In order to clearly see the above mentioned smearing effects we considered a narrower energy range (E=4-9 keV) which contains the most important iron features, i.e. the K  and K  lines, whose rest energies in the assumed "low" ionization condition lie at 6.4 and 7.07 keV respectively, and the iron edge (at 7.1 keV). The results can be seen in figure 3, where we used a logarithmic vertical scale in order to better see the features. Diagrams obtained in pseudonewtonian approximation [PN], that is neglecting redshift and curvature of spacetime, in which the lines and the edge can be easily recognized, have also been plotted (filled with yellow) to allow a comparison with the "emitted" spectra.

For an observer located pole-on the iron line is broadened and quite red-shifted because of the high potential well. This effect is more pronounced in the extreme Kerr situation, when the the stable (emitting) orbits can extend pretty near the horizon, and would be much clearer if different emissivity laws were used. It seems indeed quite difficult to discriminate between rotating and non-rotating BHs if ordinary emissivity laws are considered. Only spectra corresponding to situations in which a consistent amount of the flux comes from the innermost part of the disc, such those resulting from a very anysotropic illumination (e.g. Martocchia & Matt 1996), would clearly show the effect of BH rotation. This will be the subject of future work.

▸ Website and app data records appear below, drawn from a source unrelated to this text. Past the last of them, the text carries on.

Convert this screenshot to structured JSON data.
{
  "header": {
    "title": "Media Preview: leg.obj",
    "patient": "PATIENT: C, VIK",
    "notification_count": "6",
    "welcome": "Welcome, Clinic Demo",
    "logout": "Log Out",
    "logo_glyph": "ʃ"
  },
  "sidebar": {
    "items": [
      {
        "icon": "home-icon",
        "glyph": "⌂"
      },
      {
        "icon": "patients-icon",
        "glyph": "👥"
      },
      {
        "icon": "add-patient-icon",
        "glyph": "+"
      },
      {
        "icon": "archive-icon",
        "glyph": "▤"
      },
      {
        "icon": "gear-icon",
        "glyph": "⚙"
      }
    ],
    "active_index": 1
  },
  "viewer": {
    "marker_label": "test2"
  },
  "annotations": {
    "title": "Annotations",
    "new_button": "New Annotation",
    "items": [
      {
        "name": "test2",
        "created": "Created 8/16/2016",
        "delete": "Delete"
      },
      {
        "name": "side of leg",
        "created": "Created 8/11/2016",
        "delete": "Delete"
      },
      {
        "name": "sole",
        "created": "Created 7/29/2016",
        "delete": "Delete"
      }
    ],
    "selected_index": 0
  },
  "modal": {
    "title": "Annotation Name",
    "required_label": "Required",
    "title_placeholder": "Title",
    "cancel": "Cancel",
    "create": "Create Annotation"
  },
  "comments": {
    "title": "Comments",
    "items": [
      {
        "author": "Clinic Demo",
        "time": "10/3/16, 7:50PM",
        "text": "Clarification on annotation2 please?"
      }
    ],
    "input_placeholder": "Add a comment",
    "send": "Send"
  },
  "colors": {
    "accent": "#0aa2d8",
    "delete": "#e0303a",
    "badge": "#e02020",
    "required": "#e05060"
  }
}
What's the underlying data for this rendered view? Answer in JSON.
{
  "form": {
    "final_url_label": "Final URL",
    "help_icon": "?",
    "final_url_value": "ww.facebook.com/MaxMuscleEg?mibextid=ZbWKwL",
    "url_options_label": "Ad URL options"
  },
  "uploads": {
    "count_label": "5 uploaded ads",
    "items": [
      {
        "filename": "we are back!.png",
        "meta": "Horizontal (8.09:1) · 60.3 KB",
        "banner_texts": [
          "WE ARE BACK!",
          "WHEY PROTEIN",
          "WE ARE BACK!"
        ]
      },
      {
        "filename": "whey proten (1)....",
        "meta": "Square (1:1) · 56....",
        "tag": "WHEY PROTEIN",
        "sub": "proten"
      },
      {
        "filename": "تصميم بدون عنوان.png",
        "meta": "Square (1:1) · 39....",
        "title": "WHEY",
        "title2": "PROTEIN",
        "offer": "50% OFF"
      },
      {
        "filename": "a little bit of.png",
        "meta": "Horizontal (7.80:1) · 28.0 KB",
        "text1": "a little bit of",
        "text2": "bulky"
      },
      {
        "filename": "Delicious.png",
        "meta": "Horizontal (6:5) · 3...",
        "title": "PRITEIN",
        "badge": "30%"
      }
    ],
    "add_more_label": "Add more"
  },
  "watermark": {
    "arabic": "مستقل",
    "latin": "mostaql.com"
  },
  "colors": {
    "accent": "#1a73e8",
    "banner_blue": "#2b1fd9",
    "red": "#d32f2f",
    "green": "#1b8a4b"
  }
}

If one moves away from the rotation axis of the BH (symmetry axis of the system) the iron line acquires a double-peaked profile due to the Doppler shift of the radiation coming from opposite sides of the disc. The two horns become more and more distant and almost disappear together with the iron edge when the Doppler shift effect is extreme (observer located edge-on). This imprint of the inclination on the line and edge is also shown in figure 4, obtained in the extreme Kerr case. It can be seen that for intermediate inclination the "blue" peak is higher than the "red" one, as an effect of Doppler boosting on the radiation coming from the "approaching" side, which corresponds to the behaviour already noticed by all authors who calculated relativistic line profiles.

IV. Combined Effects

In the past years, expecially after a relativistic iron line profile has been observed in the Seyfert 1 galaxy MGC-6-30-15 (Tanaka et al. 1995), a lot of work has been performed in modelling line profiles of both static and spinning BHs. At this aim many physical and geometrical assumptions have been considered in order to take into account more realistic accretion models and to explain the line equivalent width [EW] issue (see among others: Karas et al. 1995, Martocchia & Matt 1996, Rybicky & Bromley 1997, Pariev & Bromley 1997, Reynolds & Begelman 1997).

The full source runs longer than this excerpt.